But people now noticed, including other women who stepped up and made new accusations of their own.
It does speak highly of Cosby’s formerly spotless reputation that even with all that noise being around for a whole decade, his image suffered very little. He was still one of the most beloved and respected figures in entertainment.
The rape allegations keep coming, and at this point it wouldn’t be the least surprising if some other women come forward in the next few days.
Most people backing Cosby claim there is only hearsay and no actual proof. Many blame the women for not coming out when they claim the rapes happened. Then again, victim blaming can be just as bad, especially when there’s a strong possibility that some — if not all — of the allegations are true. A lot of rape victims don’t ever tell anyone about it, for a variety of reasons. It has to be an incredibly tough situation to be in.

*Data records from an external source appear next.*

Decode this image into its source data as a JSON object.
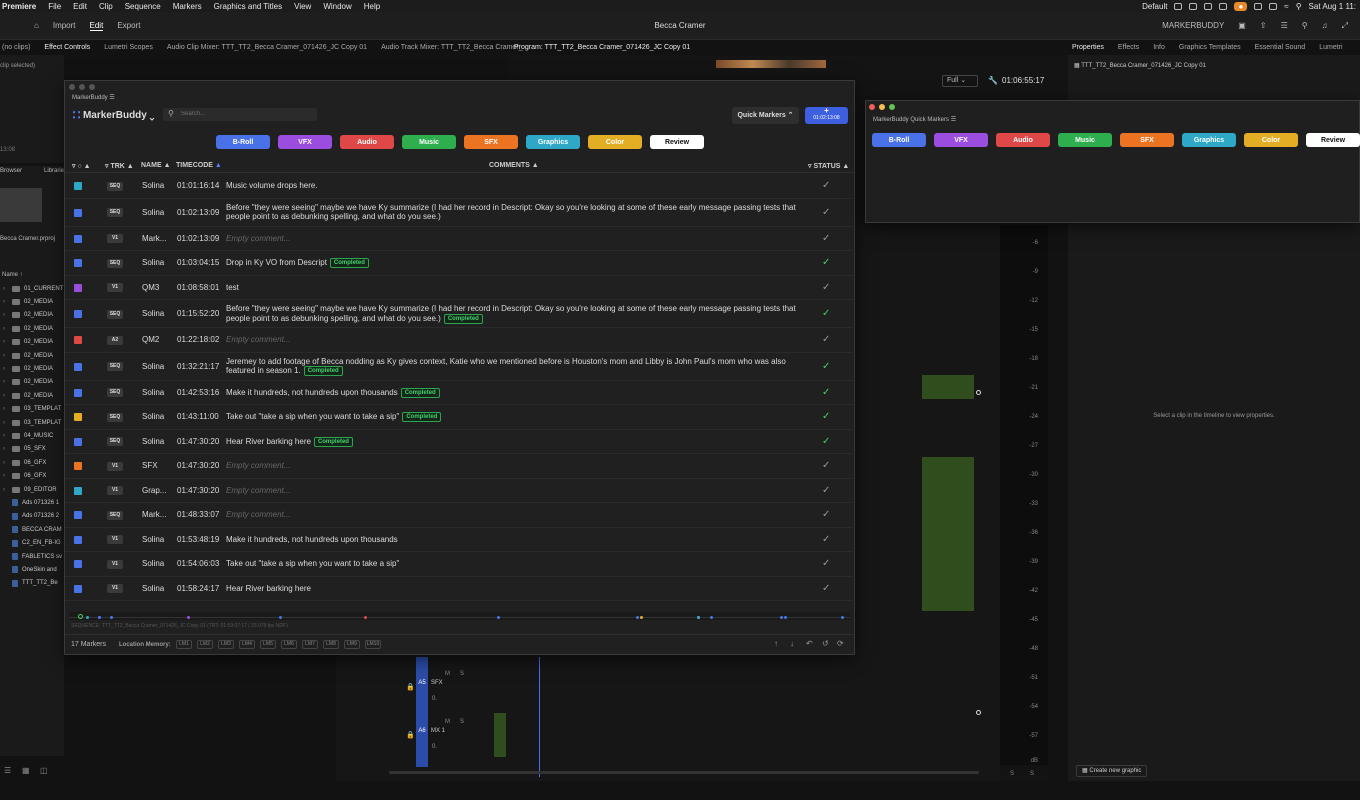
{
  "menubar": {
    "app": "Premiere",
    "items": [
      "File",
      "Edit",
      "Clip",
      "Sequence",
      "Markers",
      "Graphics and Titles",
      "View",
      "Window",
      "Help"
    ],
    "workspace": "Default",
    "clock": "Sat Aug 1  11:"
  },
  "topbar": {
    "import": "Import",
    "edit": "Edit",
    "export": "Export",
    "project_title": "Becca Cramer",
    "workspace_name": "MARKERBUDDY"
  },
  "panels": {
    "left_tabs": [
      "(no clips)",
      "Effect Controls",
      "Lumetri Scopes",
      "Audio Clip Mixer: TTT_TT2_Becca Cramer_071426_JC Copy 01",
      "Audio Track Mixer: TTT_TT2_Becca Cramer_"
    ],
    "program": "Program: TTT_TT2_Becca Cramer_071426_JC Copy 01",
    "right_tabs": [
      "Properties",
      "Effects",
      "Info",
      "Graphics Templates",
      "Essential Sound",
      "Lumetri"
    ],
    "clip_selected": "clip selected)",
    "left_timecode": "13:08",
    "browser_tabs": [
      "Browser",
      "Librarie"
    ],
    "project_file": "Becca Cramer.prproj",
    "name_header": "Name",
    "program_quality": "Full",
    "program_timecode": "01:06:55:17",
    "properties_clip": "TTT_TT2_Becca Cramer_071426_JC Copy 01",
    "properties_hint": "Select a clip in the timeline to view properties.",
    "create_graphic": "Create new graphic"
  },
  "project_tree": [
    {
      "type": "folder",
      "label": "01_CURRENT"
    },
    {
      "type": "folder",
      "label": "02_MEDIA"
    },
    {
      "type": "folder",
      "label": "02_MEDIA"
    },
    {
      "type": "folder",
      "label": "02_MEDIA"
    },
    {
      "type": "folder",
      "label": "02_MEDIA"
    },
    {
      "type": "folder",
      "label": "02_MEDIA"
    },
    {
      "type": "folder",
      "label": "02_MEDIA"
    },
    {
      "type": "folder",
      "label": "02_MEDIA"
    },
    {
      "type": "folder",
      "label": "02_MEDIA"
    },
    {
      "type": "folder",
      "label": "03_TEMPLAT"
    },
    {
      "type": "folder",
      "label": "03_TEMPLAT"
    },
    {
      "type": "folder",
      "label": "04_MUSIC"
    },
    {
      "type": "folder",
      "label": "05_SFX"
    },
    {
      "type": "folder",
      "label": "06_GFX"
    },
    {
      "type": "folder",
      "label": "06_GFX"
    },
    {
      "type": "folder",
      "label": "09_EDITOR"
    },
    {
      "type": "file",
      "label": "Ads 071326 1"
    },
    {
      "type": "file",
      "label": "Ads 071326 2"
    },
    {
      "type": "file",
      "label": "BECCA CRAM"
    },
    {
      "type": "file",
      "label": "C2_EN_FB-IG"
    },
    {
      "type": "file",
      "label": "FABLETICS sv"
    },
    {
      "type": "file",
      "label": "OneSkin and"
    },
    {
      "type": "file",
      "label": "TTT_TT2_Be"
    }
  ],
  "meter_db": [
    "-6",
    "-9",
    "-12",
    "-15",
    "-18",
    "-21",
    "-24",
    "-27",
    "-30",
    "-33",
    "-36",
    "-39",
    "-42",
    "-45",
    "-48",
    "-51",
    "-54",
    "-57",
    "dB"
  ],
  "meter_channels": [
    "S",
    "S"
  ],
  "tracks": {
    "a5": {
      "id": "A5",
      "name": "SFX",
      "vol": "0."
    },
    "a6": {
      "id": "A6",
      "name": "MX 1",
      "vol": "0."
    },
    "msr": [
      "M",
      "S"
    ]
  },
  "markerbuddy": {
    "window_title": "MarkerBuddy",
    "logo": "MarkerBuddy",
    "search_placeholder": "Search...",
    "quick_markers": "Quick Markers",
    "add_timecode": "01:02:13:08",
    "tags": [
      {
        "label": "B-Roll",
        "color": "#4a72e8"
      },
      {
        "label": "VFX",
        "color": "#9b4de0"
      },
      {
        "label": "Audio",
        "color": "#e04848"
      },
      {
        "label": "Music",
        "color": "#2fae4e"
      },
      {
        "label": "SFX",
        "color": "#ec7322"
      },
      {
        "label": "Graphics",
        "color": "#2ea8c6"
      },
      {
        "label": "Color",
        "color": "#e3ad24"
      },
      {
        "label": "Review",
        "color": "#ffffff"
      }
    ],
    "columns": {
      "trk": "TRK",
      "name": "NAME",
      "timecode": "TIMECODE",
      "comments": "COMMENTS",
      "status": "STATUS"
    },
    "completed_label": "Completed",
    "empty_comment": "Empty comment...",
    "rows": [
      {
        "color": "#2ea8c6",
        "trk": "SEQ",
        "name": "Solina",
        "tc": "01:01:16:14",
        "comment": "Music volume drops here.",
        "completed": false,
        "status": "pending"
      },
      {
        "color": "#4a72e8",
        "trk": "SEQ",
        "name": "Solina",
        "tc": "01:02:13:09",
        "comment": "Before \"they were seeing\" maybe we have Ky summarize (I had her record in Descript: Okay so you're looking at some of these early message passing tests that people point to as debunking spelling, and what do you see.)",
        "completed": false,
        "status": "pending"
      },
      {
        "color": "#4a72e8",
        "trk": "V1",
        "name": "Mark...",
        "tc": "01:02:13:09",
        "comment": "",
        "completed": false,
        "status": "pending"
      },
      {
        "color": "#4a72e8",
        "trk": "SEQ",
        "name": "Solina",
        "tc": "01:03:04:15",
        "comment": "Drop in Ky VO from Descript",
        "completed": true,
        "status": "done"
      },
      {
        "color": "#9b4de0",
        "trk": "V1",
        "name": "QM3",
        "tc": "01:08:58:01",
        "comment": "test",
        "completed": false,
        "status": "pending"
      },
      {
        "color": "#4a72e8",
        "trk": "SEQ",
        "name": "Solina",
        "tc": "01:15:52:20",
        "comment": "Before \"they were seeing\" maybe we have Ky summarize (I had her record in Descript: Okay so you're looking at some of these early message passing tests that people point to as debunking spelling, and what do you see.)",
        "completed": true,
        "status": "done"
      },
      {
        "color": "#e04848",
        "trk": "A2",
        "name": "QM2",
        "tc": "01:22:18:02",
        "comment": "",
        "completed": false,
        "status": "pending"
      },
      {
        "color": "#4a72e8",
        "trk": "SEQ",
        "name": "Solina",
        "tc": "01:32:21:17",
        "comment": "Jeremey to add footage of Becca nodding as Ky gives context, Katie who we mentioned before is Houston's mom and Libby is John Paul's mom who was also featured in season 1.",
        "completed": true,
        "status": "done"
      },
      {
        "color": "#4a72e8",
        "trk": "SEQ",
        "name": "Solina",
        "tc": "01:42:53:16",
        "comment": "Make it hundreds, not hundreds upon thousands",
        "completed": true,
        "status": "done"
      },
      {
        "color": "#e3ad24",
        "trk": "SEQ",
        "name": "Solina",
        "tc": "01:43:11:00",
        "comment": "Take out \"take a sip when you want to take a sip\"",
        "completed": true,
        "status": "done"
      },
      {
        "color": "#4a72e8",
        "trk": "SEQ",
        "name": "Solina",
        "tc": "01:47:30:20",
        "comment": "Hear River barking here",
        "completed": true,
        "status": "done"
      },
      {
        "color": "#ec7322",
        "trk": "V1",
        "name": "SFX",
        "tc": "01:47:30:20",
        "comment": "",
        "completed": false,
        "status": "pending"
      },
      {
        "color": "#2ea8c6",
        "trk": "V1",
        "name": "Grap...",
        "tc": "01:47:30:20",
        "comment": "",
        "completed": false,
        "status": "pending"
      },
      {
        "color": "#4a72e8",
        "trk": "SEQ",
        "name": "Mark...",
        "tc": "01:48:33:07",
        "comment": "",
        "completed": false,
        "status": "pending"
      },
      {
        "color": "#4a72e8",
        "trk": "V1",
        "name": "Solina",
        "tc": "01:53:48:19",
        "comment": "Make it hundreds, not hundreds upon thousands",
        "completed": false,
        "status": "pending"
      },
      {
        "color": "#4a72e8",
        "trk": "V1",
        "name": "Solina",
        "tc": "01:54:06:03",
        "comment": "Take out \"take a sip when you want to take a sip\"",
        "completed": false,
        "status": "pending"
      },
      {
        "color": "#4a72e8",
        "trk": "V1",
        "name": "Solina",
        "tc": "01:58:24:17",
        "comment": "Hear River barking here",
        "completed": false,
        "status": "pending"
      }
    ],
    "sequence_info": "SEQUENCE: TTT_TT2_Becca Cramer_071426_JC Copy 01 (TRT: 01:59:07:17 | 23.976 fps NDF)",
    "marker_count": "17 Markers",
    "location_memory_label": "Location Memory:",
    "location_slots": [
      "LM1",
      "LM2",
      "LM3",
      "LM4",
      "LM5",
      "LM6",
      "LM7",
      "LM8",
      "LM9",
      "LM10"
    ]
  },
  "quick_markers": {
    "window_title": "MarkerBuddy Quick Markers"
  },
  "icons": [
    "home-icon",
    "search-icon",
    "plus-icon",
    "filter-icon",
    "check-icon",
    "arrow-up-icon",
    "arrow-down-icon",
    "undo-icon",
    "refresh-icon",
    "wrench-icon",
    "lock-icon",
    "folder-icon"
  ]
}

In a way, being molested by Bill Cosby is like being molested by America’s dad. For a lot of people growing up in the 80s, Dr. Huxtable was that perfect father they never had; so to process the mind-fuck that would signify being sexually assaulted by the same guy, it might even also alter the way you feel about America, family and the world.
This is like being raped by Santa, except it’s somehow worse! Drunk and creepy Santas inhabit thousands of malls around the world; Cosby is one of the most beloved and respected personalities in the history of entertainment. He may have even sold more Coca Cola than Santa (a Coke-created character) ever did!
Of course, we should reserve judgment till we get all the facts, but let’s face it; things are not looking great for Bill Cosby right now.